Cronaca

Vaccino anti-Covid, i numeri dell’Iss: “Tra chi lo ha fatto l’incidenza dei casi è dieci volte più bassa che tra i non vaccinati”

Di fronte a una campagna vaccinale che rischia di rallentare e una nuova ondata di casi spinti dalla variante Delta, l'Istituto Superiore di Sanità interviene con una serie di chiarimenti sul proprio sito: "Più il virus circola, maggiore è il rischio che il virus venga trasmesso a soggetti a rischio di malattia severa anche se vaccinata e favorire il fenomeno della comparsa di nuove varianti"

I vaccini funzionano, meno persone protette ci sono più è alto il rischio di trasmissione a chi potrebbe subire uno sviluppo grave della malattia e maggiore è la possibilità che compaiano nuove varianti. E non deve sorprendere se, con livelli alti di copertura, il numero assoluto di casi, ospedalizzazioni e decessi è simile tra vaccinati e non: è un effetto paradosso, la cui chiave di lettura è però nell’incidenza (rapporto popolazione/positivi) che risulta essere 10 volte più bassa tra i vaccinati rispetto a chi invece non si è immunizzato. Di fronte a una campagna vaccinale che rischia di rallentare e una nuova ondata di casi spinti dalla variante Delta, l’Istituto Superiore di Sanità interviene con una serie di chiarimenti sul proprio sito. L’intento è chiaro: combattere fake news, interpretazioni distorte dei dati e chiarire perché i livelli di immunizzazione raggiunti finora sono insufficienti per garantire l’addio alle restrizioni ancora in piedi.

“Se le vaccinazioni nella popolazione raggiungono alti livelli di copertura si verifica l’effetto paradosso per cui il numero assoluto di infezioni, ospedalizzazioni e decessi può essere simile tra i vaccinati rispetto ai non vaccinati”, spiega l’Iss ricordando come in “questi casi, l’incidenza, però, (intesa come il rapporto tra il numero dei casi e la popolazione), è circa dieci volte più bassa nei vaccinati rispetto ai non vaccinati”. In altre parole: “Questi numeri se letti correttamente, quindi, ribadiscono quanto la vaccinazione sia efficace”.

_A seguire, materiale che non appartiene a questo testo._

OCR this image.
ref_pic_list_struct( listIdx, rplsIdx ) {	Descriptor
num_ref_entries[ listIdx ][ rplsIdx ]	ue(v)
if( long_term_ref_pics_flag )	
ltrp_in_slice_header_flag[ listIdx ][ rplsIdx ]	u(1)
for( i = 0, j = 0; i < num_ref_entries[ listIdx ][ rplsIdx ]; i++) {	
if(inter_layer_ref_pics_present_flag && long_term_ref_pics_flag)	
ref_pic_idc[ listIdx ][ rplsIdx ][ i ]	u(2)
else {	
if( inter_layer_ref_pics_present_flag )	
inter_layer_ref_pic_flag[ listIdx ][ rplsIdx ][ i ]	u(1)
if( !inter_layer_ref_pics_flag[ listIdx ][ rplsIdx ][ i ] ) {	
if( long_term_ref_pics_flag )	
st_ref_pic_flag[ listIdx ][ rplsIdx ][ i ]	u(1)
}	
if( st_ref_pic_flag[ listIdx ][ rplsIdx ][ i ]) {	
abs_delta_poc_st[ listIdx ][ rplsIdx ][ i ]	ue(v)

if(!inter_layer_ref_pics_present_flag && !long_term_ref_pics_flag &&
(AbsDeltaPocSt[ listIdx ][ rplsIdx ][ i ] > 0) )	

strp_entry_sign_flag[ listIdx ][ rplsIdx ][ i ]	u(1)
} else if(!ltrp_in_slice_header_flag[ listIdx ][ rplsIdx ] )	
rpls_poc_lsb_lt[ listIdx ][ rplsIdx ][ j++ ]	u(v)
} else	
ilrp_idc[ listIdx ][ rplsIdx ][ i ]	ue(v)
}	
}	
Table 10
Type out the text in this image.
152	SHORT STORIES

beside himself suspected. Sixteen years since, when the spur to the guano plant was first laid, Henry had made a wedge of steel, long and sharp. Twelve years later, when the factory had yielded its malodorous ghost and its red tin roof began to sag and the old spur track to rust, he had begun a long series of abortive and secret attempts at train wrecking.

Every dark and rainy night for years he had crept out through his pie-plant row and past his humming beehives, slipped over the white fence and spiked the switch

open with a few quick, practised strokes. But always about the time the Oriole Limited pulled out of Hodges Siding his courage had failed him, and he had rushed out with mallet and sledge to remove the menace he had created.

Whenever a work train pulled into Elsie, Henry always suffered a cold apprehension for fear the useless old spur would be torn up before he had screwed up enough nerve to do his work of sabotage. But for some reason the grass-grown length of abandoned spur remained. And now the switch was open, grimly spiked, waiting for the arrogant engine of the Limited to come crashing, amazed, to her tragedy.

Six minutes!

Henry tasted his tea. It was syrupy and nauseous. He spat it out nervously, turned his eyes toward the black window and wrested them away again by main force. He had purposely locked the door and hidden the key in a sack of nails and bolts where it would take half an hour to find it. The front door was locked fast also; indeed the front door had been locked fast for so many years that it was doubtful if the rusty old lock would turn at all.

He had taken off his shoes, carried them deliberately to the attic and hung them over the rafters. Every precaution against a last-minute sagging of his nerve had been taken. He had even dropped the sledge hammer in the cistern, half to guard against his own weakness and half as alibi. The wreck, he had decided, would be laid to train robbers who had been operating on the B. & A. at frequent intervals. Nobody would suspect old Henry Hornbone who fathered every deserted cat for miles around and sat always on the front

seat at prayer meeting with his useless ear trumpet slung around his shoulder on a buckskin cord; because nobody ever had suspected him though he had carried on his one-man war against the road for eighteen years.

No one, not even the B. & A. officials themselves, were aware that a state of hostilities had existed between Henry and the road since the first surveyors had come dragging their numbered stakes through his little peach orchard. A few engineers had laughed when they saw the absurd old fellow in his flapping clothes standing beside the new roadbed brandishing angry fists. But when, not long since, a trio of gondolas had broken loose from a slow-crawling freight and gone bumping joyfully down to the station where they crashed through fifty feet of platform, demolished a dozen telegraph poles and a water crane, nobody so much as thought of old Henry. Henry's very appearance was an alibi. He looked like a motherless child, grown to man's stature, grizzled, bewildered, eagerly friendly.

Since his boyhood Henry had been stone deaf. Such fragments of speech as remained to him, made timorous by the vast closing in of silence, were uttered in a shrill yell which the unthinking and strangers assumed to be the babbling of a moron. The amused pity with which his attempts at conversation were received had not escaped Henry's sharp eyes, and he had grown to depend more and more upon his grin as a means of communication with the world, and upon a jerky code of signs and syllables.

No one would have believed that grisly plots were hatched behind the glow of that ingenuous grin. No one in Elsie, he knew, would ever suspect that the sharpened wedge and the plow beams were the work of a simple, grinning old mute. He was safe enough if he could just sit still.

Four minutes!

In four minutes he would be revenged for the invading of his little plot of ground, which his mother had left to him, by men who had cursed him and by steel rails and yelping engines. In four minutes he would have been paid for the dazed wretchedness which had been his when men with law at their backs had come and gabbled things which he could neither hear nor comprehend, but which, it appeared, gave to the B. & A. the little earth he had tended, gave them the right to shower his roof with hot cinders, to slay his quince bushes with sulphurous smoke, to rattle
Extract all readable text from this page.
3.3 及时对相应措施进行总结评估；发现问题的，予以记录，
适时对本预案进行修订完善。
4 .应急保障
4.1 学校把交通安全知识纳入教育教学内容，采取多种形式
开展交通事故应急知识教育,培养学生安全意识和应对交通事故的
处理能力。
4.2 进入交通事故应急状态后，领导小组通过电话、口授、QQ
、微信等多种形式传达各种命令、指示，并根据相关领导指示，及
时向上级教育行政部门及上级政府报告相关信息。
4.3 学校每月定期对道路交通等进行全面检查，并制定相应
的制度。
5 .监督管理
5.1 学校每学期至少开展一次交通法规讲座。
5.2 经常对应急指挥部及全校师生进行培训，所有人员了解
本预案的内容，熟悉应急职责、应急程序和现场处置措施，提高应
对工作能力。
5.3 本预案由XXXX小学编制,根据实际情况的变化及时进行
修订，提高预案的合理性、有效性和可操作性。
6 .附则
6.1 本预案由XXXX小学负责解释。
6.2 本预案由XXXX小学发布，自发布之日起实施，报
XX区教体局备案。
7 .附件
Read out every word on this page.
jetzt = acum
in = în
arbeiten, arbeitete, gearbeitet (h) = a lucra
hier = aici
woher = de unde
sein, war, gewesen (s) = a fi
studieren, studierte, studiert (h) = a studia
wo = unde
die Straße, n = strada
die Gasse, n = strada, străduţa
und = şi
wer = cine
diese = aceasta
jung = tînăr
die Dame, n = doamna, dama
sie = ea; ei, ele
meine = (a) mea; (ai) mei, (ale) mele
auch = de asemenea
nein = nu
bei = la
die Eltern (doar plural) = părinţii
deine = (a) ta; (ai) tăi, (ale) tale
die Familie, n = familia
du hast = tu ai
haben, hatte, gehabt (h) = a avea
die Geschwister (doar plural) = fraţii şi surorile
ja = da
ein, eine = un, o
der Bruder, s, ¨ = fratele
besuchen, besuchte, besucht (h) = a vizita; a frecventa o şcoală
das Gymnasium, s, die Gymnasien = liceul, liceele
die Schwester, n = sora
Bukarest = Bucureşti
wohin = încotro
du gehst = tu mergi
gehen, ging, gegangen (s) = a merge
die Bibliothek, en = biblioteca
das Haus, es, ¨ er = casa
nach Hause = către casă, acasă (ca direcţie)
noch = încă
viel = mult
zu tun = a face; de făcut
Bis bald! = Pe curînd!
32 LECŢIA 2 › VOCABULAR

I dati, del resto, parlano chiaro: “La vaccinazione anti-Covid-19, come accade per tutte le vaccinazioni, non protegge il 100% degli individui vaccinati – ricorda l’Istituto Superiore di Sanità – Attualmente sappiamo che la vaccinazione anti-Covid-19, se si effettua il ciclo vaccinale completo, protegge all’88% dall’infezione, al 94% dal ricovero in ospedale, al 97% dal ricovero in terapia intensiva e al 96% da un esito fatale della malattia”. Le cifre, ricorda l’Iss, rendono “possibile” e “atteso” che “un limitato numero di casi di infezione, di ricoveri ospedalieri, di ricoveri in terapia intensiva e di decessi” avvenga “anche tra i vaccinati”, ma – la differenza è essenziale – “in numero estremamente più basso se confrontati a quelli che si verificano tra i soggetti non vaccinati”.

Ritornando sul tema centrale dei chiarimenti, l’Istituto specifica: “Con l’aumentare della copertura vaccinale decresce il numero dei casi proprio per l’efficacia della vaccinazione: questo comporta che i pochi casi tra i vaccinati possano apparire proporzionalmente numerosi”. In altri termini: “In gruppi di popolazione con una copertura vaccinale altissima, la maggior parte dei casi segnalati si potrebbe così verificare in soggetti vaccinati, solo perché la numerosità della popolazione dei vaccinati è molto più elevata di quella dei soggetti non vaccinati”. Un “paradosso, atteso e ben conosciuto”, che “bisogna saper riconoscere per evitare preoccupazioni e perdita di fiducia nella vaccinazione”. Senza dimenticare, sottolinea l’Iss, che i “sistemi di sorveglianza, inoltre, non rendono evidenti i casi di malattia evitati dalla vaccinazione ma fanno emergere solo quelli che si ammalano malgrado la vaccinazione”.

In definitiva, con il completamento del ciclo, il vaccino è “efficace a proteggere la popolazione”. Tuttavia, conclude l’Iss, “va ricordato che più il virus circola, ad esempio, per una copertura vaccinale non ottimale in tutte le fasce di età e/o per il non rispetto delle restrizioni, maggiore è il rischio che il virus venga trasmesso a soggetti a rischio di malattia severa anche se vaccinata e favorire il fenomeno della comparsa di nuove varianti”.